Trump is still expected to be acquitted of both charges in the Senate, where Republicans have the majority, in what will be only the third presidential impeachment trial in U.S. history. Proceedings are expected to begin in January.
But the impasse between Senate Majority Leader Mitch McConnell and Democratic Leader Chuck Schumer over whether there will be new witnesses and testimony — along with House Speaker Nancy Pelosi's refusal so far to send the articles of impeachment to the Senate — have left the situation unresolved.
"Nancy Pelosi is looking for a Quid Pro Quo with the Senate. Why aren't we Impeaching her?" Trump tweeted, mocking one of the accusations against him before heading out for a two-week stay at his Mar-a-Lago resort for the holidays.
McConnell, Trump's most powerful GOP ally in the Senate, welcomed the president's emerging defense team Friday for a walk-through of the Senate chamber. White House counsel Pat Cipollone and legislative affairs director Eric Ueland came to Capitol Hill to assess logistics.
A six-term veteran of the Senate, McConnell is acting very much though he has the votes to ensure a trial uncluttered by witnesses — despite the protests of top Democrats Pelosi and Schumer.
"We have this fascinating situation where, following House Democrats' rush to impeachment, following weeks of pronouncements about the urgency of this situation, the prosecutors have now developed cold feet," McConnell, R-Ky., said late Thursday as senators left town for the year.
"We'll continue to see how this develops, and whether the House Democrats ever work up the courage to take their accusations to trial."
McConnell has all but promised an easy acquittal of the president. He appears to have united Republicans behind an approach that would begin the trial with presentations and arguments, lasting perhaps two weeks, before he tries drawing the proceedings to a close. The Senate will reconvene Jan. 3.
That has sparked a fight with Pelosi and Schumer, who are demanding trial witnesses who refused to appear during House committee hearings, including acting White House Chief of Staff Mick Mulvaney and former national security adviser John Bolton.
"They should have witnesses and documentation," Pelosi told The Associated Press. "This could be something very beneficial to the country, if the facts are there."
Schumer's leverage is limited, though his party can force votes on witnesses once a trial begins. He appears to be counting on public opinion, and political pressure on vulnerable Republican incumbents like Susan Collins of Maine, to give Democrats the 51 votes they need.
"You wouldn't get them to say, 'I'm going to vote to kick President Trump out of office,'" Schumer said in an interview. "But you might get them to vote for witnesses, you might get them to vote for documents, and we'll see where it falls from there."
McConnell isn't budging. After a 20-minute meeting with Schumer on Thursday, he declared the talks at an impasse and instructed senators to return on Jan. 6 ready to vote.

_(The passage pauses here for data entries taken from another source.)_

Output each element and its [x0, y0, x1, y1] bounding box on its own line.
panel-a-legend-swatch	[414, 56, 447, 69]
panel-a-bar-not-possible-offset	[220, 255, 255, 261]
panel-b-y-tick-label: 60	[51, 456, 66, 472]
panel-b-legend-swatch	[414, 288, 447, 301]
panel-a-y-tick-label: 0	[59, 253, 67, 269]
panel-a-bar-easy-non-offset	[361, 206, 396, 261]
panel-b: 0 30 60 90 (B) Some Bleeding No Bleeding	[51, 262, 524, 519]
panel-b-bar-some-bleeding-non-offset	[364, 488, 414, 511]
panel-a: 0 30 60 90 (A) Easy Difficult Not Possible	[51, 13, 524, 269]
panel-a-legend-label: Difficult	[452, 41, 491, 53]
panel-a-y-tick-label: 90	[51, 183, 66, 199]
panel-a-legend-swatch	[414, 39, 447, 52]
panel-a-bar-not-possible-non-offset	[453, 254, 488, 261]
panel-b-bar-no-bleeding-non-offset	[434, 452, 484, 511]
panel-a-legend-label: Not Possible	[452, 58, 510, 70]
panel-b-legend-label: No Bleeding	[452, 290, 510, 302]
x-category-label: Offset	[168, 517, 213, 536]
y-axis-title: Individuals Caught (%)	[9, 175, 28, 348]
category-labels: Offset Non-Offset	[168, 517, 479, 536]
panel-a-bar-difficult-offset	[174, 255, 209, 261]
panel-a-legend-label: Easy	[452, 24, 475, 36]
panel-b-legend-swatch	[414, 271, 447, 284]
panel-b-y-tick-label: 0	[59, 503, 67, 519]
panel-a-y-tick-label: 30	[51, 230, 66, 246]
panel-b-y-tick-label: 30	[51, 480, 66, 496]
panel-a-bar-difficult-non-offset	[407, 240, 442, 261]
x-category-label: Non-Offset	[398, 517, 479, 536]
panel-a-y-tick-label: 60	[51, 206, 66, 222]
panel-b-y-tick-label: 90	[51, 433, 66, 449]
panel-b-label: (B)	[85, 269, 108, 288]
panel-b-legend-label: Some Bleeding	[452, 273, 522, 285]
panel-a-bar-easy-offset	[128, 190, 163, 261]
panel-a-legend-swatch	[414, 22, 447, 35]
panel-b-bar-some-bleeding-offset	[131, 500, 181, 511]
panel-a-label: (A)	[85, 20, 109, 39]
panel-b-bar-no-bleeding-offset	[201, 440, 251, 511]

McConnell appears ready to impose a framework drawn from the 1999 trial of Bill Clinton, who was acquitted of two articles of impeachment. That trial featured a 100-0 vote on arrangements that established two weeks of presentations and argument before a partisan tally in which Republicans called a limited number of witnesses, including Monica Lewinsky for a videotaped deposition.
McConnell said Thursday: "I continue to believe that the unanimous bipartisan precedent that was good enough for President Clinton ought to be good enough for this president, too. Fair is fair."
There's a risk that Schumer's protests — which started Sunday with a letter to McConnell requesting four witnesses — could cement GOP unity. Endangered Republican senators including Cory Gardner of Colorado and Martha McSally of Arizona need strong turnout by the GOP base to win, and will be hard-pressed to take Schumer's side.
Trump, meanwhile, has been hoping the trial will serve as an opportunity for vindication. He continues to talk about parading his own witnesses to the chamber, including former Vice President and 2020 Democratic candidate Joe Biden and House Intelligence Committee Chairman Adam Schiff, D-Calif., who led the fact-finding phase of the impeachment investigation.
There is little appetite for witnesses among McConnell and other key Senate GOP allies, however.